London Niederlage ohne Not trifft Konservative

London · Theresa May muss sich nach ihrer Wahlschlappe in der eigenen Partei behaupten.

Theresa May setzt zu einer kurzen Rede an, ihre Stimme klingt brüchig. Dann fasst sie sich wieder. "In diesen Zeiten", sagt sie, "braucht das Land mehr als alles andere eine Periode der Stabilität. Wenn die Konservativen die meisten Sitze und die meisten Stimmen gewonnen haben, obliegt es uns, sicherzustellen, diese Phase der Stabilität zu bekommen, und das ist es, was wir tun werden." Viele ungelenke Worte, um eines zu sagen: Die Konservative Partei will weiterhin die Regierung stellen. Aufgeregte Fragen von Journalisten, ob sie selbst zurücktreten wird, ignoriert die Premierministerin.

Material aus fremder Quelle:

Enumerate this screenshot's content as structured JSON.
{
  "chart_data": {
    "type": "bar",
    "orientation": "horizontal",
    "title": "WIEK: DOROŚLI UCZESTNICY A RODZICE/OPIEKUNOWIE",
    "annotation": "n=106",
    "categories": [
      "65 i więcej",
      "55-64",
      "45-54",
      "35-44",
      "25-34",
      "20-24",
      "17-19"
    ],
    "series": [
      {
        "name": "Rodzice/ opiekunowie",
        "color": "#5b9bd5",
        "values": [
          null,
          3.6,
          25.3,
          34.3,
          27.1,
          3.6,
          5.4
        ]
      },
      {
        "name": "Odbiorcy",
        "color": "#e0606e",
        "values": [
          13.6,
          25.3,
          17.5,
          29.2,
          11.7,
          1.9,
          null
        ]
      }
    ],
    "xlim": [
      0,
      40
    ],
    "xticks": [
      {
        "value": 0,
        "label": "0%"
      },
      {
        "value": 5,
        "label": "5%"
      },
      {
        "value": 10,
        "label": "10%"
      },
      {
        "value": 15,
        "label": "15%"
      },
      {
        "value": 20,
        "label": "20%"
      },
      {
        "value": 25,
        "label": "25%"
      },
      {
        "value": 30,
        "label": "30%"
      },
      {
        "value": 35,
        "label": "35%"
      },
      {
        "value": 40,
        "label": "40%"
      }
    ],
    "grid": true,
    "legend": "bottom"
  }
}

Im Laufe des Vormittags wird ein zuvor geplantes Statement von Theresa May abgesagt. Spekulationen, ob die Premierministerin hinter den Kulissen von Parteikollegen zum Rücktritt gedrängt wird, schießen ins Kraut. Dann lässt Downing Street verlauten: Theresa May wird die Queen am frühen Freitagnachmittag aufsuchen und Elizabeth II. bitten, eine Regierung bilden zu dürfen. Damit ist klar: May will trotz der riesigen und ihr persönlich anzukreidenden Schlappe im Amt bleiben.

Als May von der Audienz mit der Queen zurückkommt, wirkt sie wieder so gefasst und resolut, wie man das bei ihren Ansprachen gewohnt ist. Im königsblauen Kostüm tritt May ans Rednerpult, das vor die Tür zu Number 10 Downing Street gestellt wurde, und wendet sich ans Volk. "Ich werde eine Regierung bilden", sagte sie, "die das Land durch diese schwierigen Zeiten und durch die kritischen Brexit-Verhandlungen führt, die in nur zehn Tagen beginnen". Dann wiederholt sie, was sie schon in den frühen Morgenstunden unterstrichen hatte: "Was das Land jetzt mehr als je zuvor braucht, ist Sicherheit. Mit den meisten Stimmen und Sitzen ist es klar, dass die Konservativen die Legitimität haben, dies bereitzustellen." Man werde, sagte May, "mit unseren Freunden und Alliierten in der Democratic Unionist Party im Besonderen zusammenarbeiten. Lasst uns an die Arbeit gehen!"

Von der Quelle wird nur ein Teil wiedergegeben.